7 Si l’employeur peut être dispensé de son obligation de reclassement et rompre le contrat de travail du salarié inapte consécutivement à un accident du travail ou une maladie professionnelle, c’est à la condition que « l’avis du médecin du travail mentionne expressément que tout maintien du salarié dans l’entreprise serait gravement préjudiciable à sa santé ». Il conviendra, avant d’engager la procédure de licenciement du salarié inapte à la suite d’un accident du travail ou d’une maladie professionnelle, sans mettre en œuvre l’obligation de reclassement, de vérifier que les termes de l’avis du médecin du travail sont strictement conformes aux nouvelles dispositions.

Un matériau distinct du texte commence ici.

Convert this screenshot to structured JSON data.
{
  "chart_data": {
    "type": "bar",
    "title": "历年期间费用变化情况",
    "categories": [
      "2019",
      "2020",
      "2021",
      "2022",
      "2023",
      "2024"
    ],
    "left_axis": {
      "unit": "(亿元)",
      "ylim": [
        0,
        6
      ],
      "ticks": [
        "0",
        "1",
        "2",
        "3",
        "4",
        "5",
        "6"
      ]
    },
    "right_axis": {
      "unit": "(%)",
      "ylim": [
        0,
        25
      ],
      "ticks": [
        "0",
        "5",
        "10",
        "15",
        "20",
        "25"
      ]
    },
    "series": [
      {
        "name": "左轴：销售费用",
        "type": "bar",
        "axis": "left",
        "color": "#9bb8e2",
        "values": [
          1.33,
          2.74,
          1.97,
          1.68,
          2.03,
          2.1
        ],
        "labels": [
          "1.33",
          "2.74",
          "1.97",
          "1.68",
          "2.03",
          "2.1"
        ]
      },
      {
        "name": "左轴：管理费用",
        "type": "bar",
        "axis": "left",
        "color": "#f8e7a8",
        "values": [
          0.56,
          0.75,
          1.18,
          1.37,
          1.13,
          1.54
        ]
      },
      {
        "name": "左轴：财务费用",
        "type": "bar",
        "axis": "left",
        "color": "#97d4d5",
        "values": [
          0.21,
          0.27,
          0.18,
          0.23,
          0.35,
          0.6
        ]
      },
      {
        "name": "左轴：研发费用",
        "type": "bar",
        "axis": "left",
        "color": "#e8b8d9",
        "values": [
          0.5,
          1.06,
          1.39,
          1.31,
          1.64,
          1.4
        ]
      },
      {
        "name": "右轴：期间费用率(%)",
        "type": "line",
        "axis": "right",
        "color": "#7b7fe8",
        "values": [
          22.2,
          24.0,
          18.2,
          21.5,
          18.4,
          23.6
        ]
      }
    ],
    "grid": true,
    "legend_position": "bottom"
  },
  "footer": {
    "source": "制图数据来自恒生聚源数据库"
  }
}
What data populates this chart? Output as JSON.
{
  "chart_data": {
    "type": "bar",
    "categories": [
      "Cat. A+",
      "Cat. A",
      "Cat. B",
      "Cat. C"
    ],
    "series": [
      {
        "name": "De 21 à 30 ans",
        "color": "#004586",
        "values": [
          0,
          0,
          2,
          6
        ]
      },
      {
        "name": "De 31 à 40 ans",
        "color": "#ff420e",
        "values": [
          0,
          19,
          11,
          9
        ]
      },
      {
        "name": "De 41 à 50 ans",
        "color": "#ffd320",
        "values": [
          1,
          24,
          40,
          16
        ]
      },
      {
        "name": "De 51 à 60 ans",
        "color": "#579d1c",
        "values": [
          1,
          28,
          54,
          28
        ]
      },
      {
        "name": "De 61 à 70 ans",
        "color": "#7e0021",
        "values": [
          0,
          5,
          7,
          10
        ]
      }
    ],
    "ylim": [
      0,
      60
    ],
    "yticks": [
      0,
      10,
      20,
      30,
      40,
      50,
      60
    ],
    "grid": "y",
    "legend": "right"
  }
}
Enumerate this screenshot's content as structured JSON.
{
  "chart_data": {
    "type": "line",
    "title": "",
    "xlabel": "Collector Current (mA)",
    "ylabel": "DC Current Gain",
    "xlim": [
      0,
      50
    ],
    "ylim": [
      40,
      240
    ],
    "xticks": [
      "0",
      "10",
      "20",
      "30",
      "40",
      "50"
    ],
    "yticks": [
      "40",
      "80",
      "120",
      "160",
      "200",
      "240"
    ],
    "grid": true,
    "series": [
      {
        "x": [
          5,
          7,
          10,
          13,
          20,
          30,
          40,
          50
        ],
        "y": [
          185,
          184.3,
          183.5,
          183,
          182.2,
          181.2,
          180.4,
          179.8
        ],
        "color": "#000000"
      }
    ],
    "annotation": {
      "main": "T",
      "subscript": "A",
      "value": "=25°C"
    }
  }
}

En cas de doutes, l’employeur aura tout intérêt à interroger par écrit le médecin du travail sur la portée exacte de l’avis rendu : celui-ci implique-t-il que le maintien du salarié dans l’entreprise serait gravement préjudiciable à sa santé, au sens de l’article L 1226-12 du Code du travail ? On peut en effet penser que l’avis du médecin du travail mentionné par ce texte vise l’avis d’inaptitude lui-même mais aussi, le cas échéant, l’avis qu’il peut donner dans un courrier adressé à l’employeur postérieurement à l’avis d’inaptitude.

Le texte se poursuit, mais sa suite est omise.